Je n’ai aucune sympathie ni pour l’un ni pour l’autre, mais je dois avouer qu’interdire à deux médecins d’exercer alors qu’ils n’exercent plus depuis longtemps me parait du plus haut comique.
Quant à sanctionner des individus pour avoir dit ce qu’ils pensent – entre autres - des allergologues (à tort ou à raison), sanction en réponse à près de 300 plaintes de ces derniers, c’est faire d’une opinion un délit, la combattre en avançant des arguments contraires aurait été plus judicieux.
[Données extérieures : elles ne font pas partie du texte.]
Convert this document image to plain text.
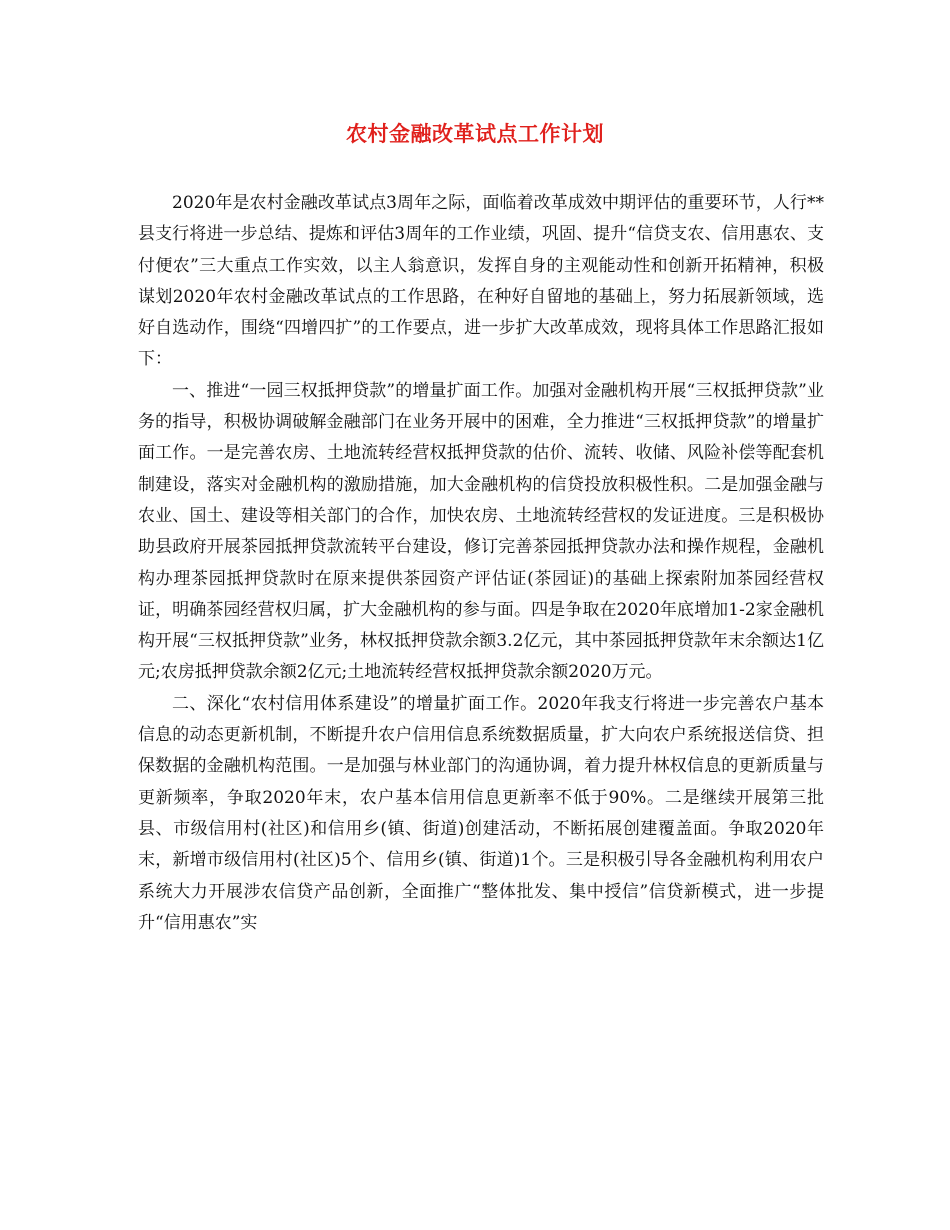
农村金融改革试点工作计划

2020年是农村金融改革试点3周年之际，面临着改革成效中期评估的重要环节，人行**县支行将进一步总结、提炼和评估3周年的工作业绩，巩固、提升“信贷支农、信用惠农、支付便农”三大重点工作实效，以主人翁意识，发挥自身的主观能动性和创新开拓精神，积极谋划2020年农村金融改革试点的工作思路，在种好自留地的基础上，努力拓展新领域，选好自选动作，围绕“四增四扩”的工作要点，进一步扩大改革成效，现将具体工作思路汇报如下：

一、推进“一园三权抵押贷款”的增量扩面工作。加强对金融机构开展“三权抵押贷款”业务的指导，积极协调破解金融部门在业务开展中的困难，全力推进“三权抵押贷款”的增量扩面工作。一是完善农房、土地流转经营权抵押贷款的估价、流转、收储、风险补偿等配套机制建设，落实对金融机构的激励措施，加大金融机构的信贷投放积极性积。二是加强金融与农业、国土、建设等相关部门的合作，加快农房、土地流转经营权的发证进度。三是积极协助县政府开展茶园抵押贷款流转平台建设，修订完善茶园抵押贷款办法和操作规程，金融机构办理茶园抵押贷款时在原来提供茶园资产评估证(茶园证)的基础上探索附加茶园经营权证，明确茶园经营权归属，扩大金融机构的参与面。四是争取在2020年底增加1-2家金融机构开展“三权抵押贷款”业务，林权抵押贷款余额3.2亿元，其中茶园抵押贷款年末余额达1亿元;农房抵押贷款余额2亿元;土地流转经营权抵押贷款余额2020万元。

二、深化“农村信用体系建设”的增量扩面工作。2020年我支行将进一步完善农户基本信息的动态更新机制，不断提升农户信用信息系统数据质量，扩大向农户系统报送信贷、担保数据的金融机构范围。一是加强与林业部门的沟通协调，着力提升林权信息的更新质量与更新频率，争取2020年末，农户基本信用信息更新率不低于90%。二是继续开展第三批县、市级信用村(社区)和信用乡(镇、街道)创建活动，不断拓展创建覆盖面。争取2020年末，新增市级信用村(社区)5个、信用乡(镇、街道)1个。三是积极引导各金融机构利用农户系统大力开展涉农信贷产品创新，全面推广“整体批发、集中授信”信贷新模式，进一步提升“信用惠农”实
Certes, le code de déontologie des médecins interdit de dire du mal de leurs confrères, mais là il ne s’agit pas d’une médisance sur tel ou tel confrère, mais de la mise en cause (justifiée ou non) de l’intérêt d’une spécialité. Il semble cependant que les termes utilisés par les susnommés pour qualifier les allergologues manquaient nettement de courtoisie.
Quoi qu’il en soit, il devient de plus en plus difficile en France d’avoir une opinion qui sorte des sentiers battus, ne serait-ce que pour ouvrir un débat, sans se heurter à des bunkers corporatistes ou communautaires et sans être accusé de diffamation.